Abstract

Human organic anion transporter 3 (hOAT3/SLC22A8) is predominantly expressed in the proximal tubules of the kidney and plays a major role in the urinary excretion of a variety of organic anions. The promoter region of hOAT3 was characterized to elucidate the mechanism underlying the tissue-specific expression of hOAT3. The minimal promoter of hOAT3 was identified to be located approximately 300 base pairs upstream of the transcriptional start site, where there are canonical TATA and hepatocyte nuclear factor (HNF1) binding motifs, which are conserved in the rodent Oat3 genes. Transactivation assays revealed that HNF1α and HNF1β markedly increased hOAT3 promoter activity, where the transactivation potency of HNF1β was lower than that of HNF1α. Mutations in the HNF1 binding motif prevented the transactivation.
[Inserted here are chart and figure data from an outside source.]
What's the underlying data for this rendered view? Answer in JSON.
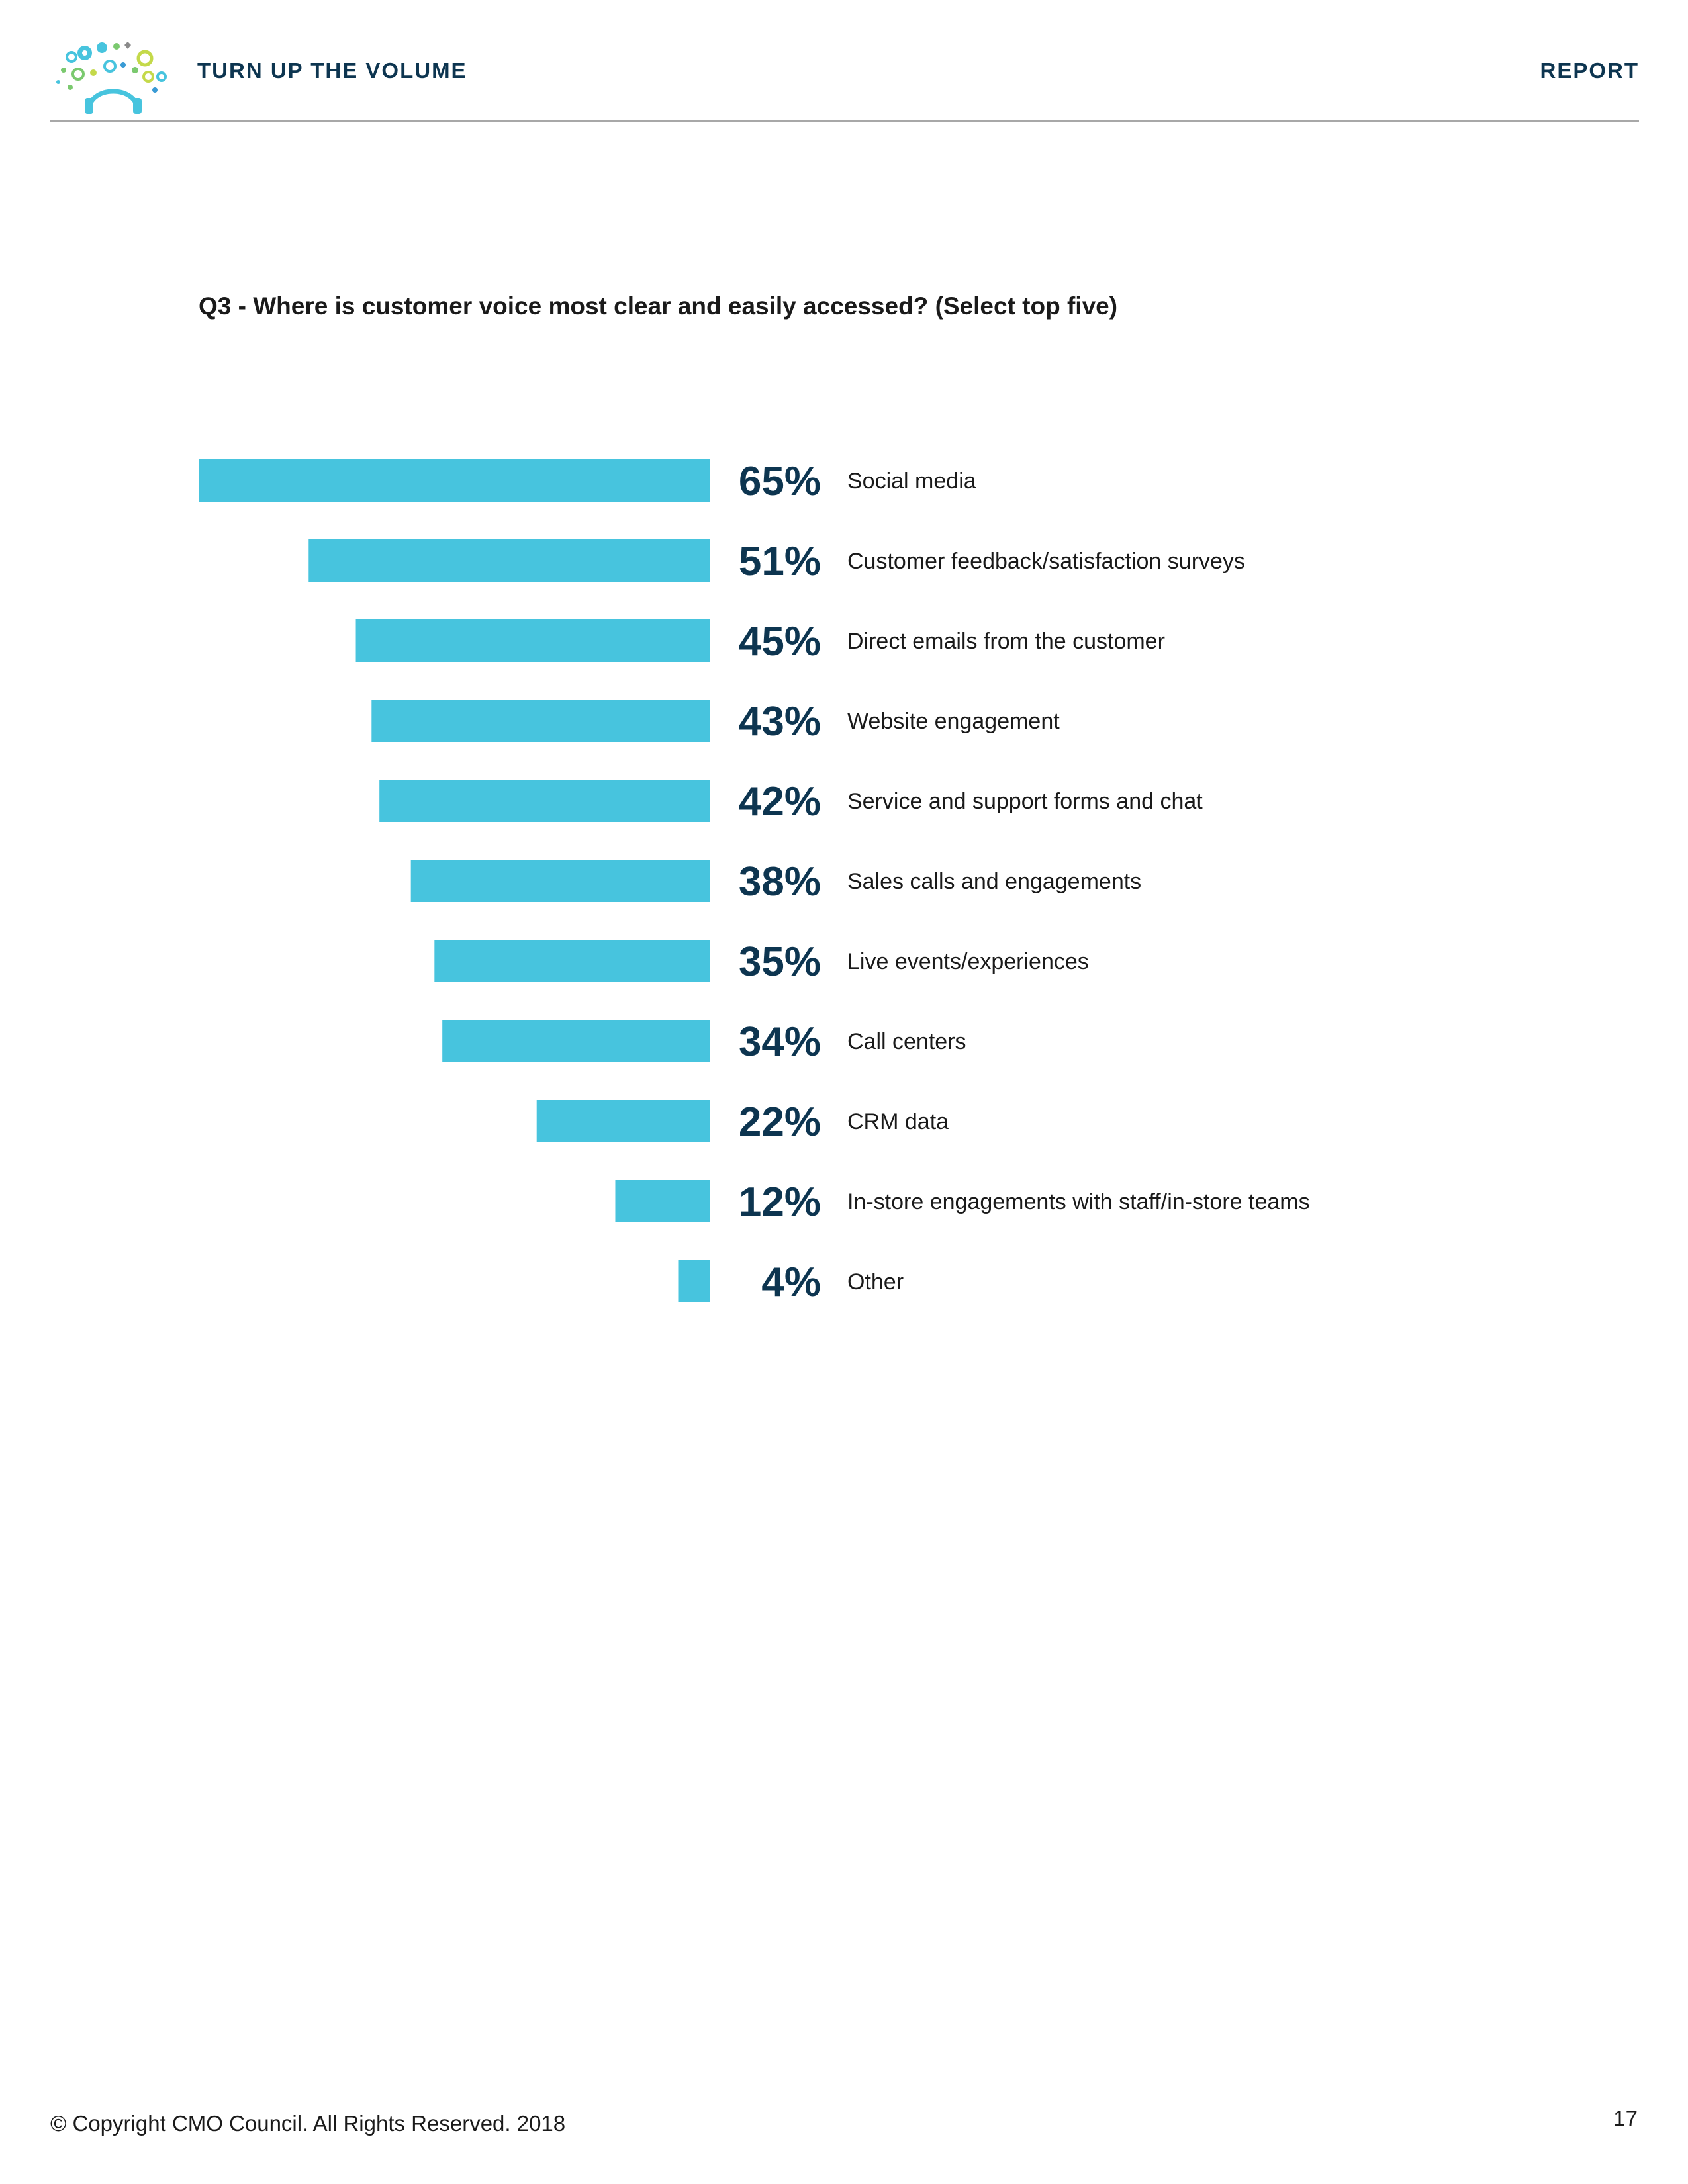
{
  "header": {
    "title": "TURN UP THE VOLUME",
    "section": "REPORT"
  },
  "logo": {
    "icon": "headphones-bubbles-logo",
    "colors": [
      "#47c4de",
      "#7bc96f",
      "#c4d94a",
      "#3a9bd5",
      "#8a8a8a"
    ]
  },
  "question": "Q3 - Where is customer voice most clear and easily accessed? (Select top five)",
  "chart_data": {
    "type": "bar",
    "orientation": "horizontal",
    "title": "Q3 - Where is customer voice most clear and easily accessed? (Select top five)",
    "xlabel": "",
    "ylabel": "",
    "unit": "%",
    "xlim": [
      0,
      65
    ],
    "grid": false,
    "bar_color": "#47c4de",
    "value_color": "#0d3550",
    "categories": [
      "Social media",
      "Customer feedback/satisfaction surveys",
      "Direct emails from the customer",
      "Website engagement",
      "Service and support forms and chat",
      "Sales calls and engagements",
      "Live events/experiences",
      "Call centers",
      "CRM data",
      "In-store engagements with staff/in-store teams",
      "Other"
    ],
    "values": [
      65,
      51,
      45,
      43,
      42,
      38,
      35,
      34,
      22,
      12,
      4
    ],
    "value_labels": [
      "65%",
      "51%",
      "45%",
      "43%",
      "42%",
      "38%",
      "35%",
      "34%",
      "22%",
      "12%",
      "4%"
    ]
  },
  "footer": {
    "copyright": "© Copyright CMO Council. All Rights Reserved. 2018",
    "page_number": "17"
  }
}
Electrophoretic mobility shift assays demonstrated binding of the HNF1α/HNF1α homodimer or HNF1α/HNF1β heterodimer to the hOAT3 promoter. It was also demonstrated that the promoter activity of hOAT3 is repressed by DNA methylation. Moreover, the expression of hOAT3 was activated de novo by forced expression of HNF1α alone or both HNF1α and HNF1β together with the concomitant DNA demethylation in human embryonic kidney 293 cells that lack expression of endogenous HNF1α and HNF1β, whereas forced expression of HNF1β alone could not activate the expression of hOAT3. This suggests a synergistic action of the HNF1α/HNF1α homodimer or HNF1α/HNF1β heterodimer and DNA demethylation for the constitutive expression of hOAT3. These results indicate that the tissue-specific expression of hOAT3 might be regulated by the concerted effect of genetic (HNF1α and HNF1β) and epigenetic (DNA methylation) factors.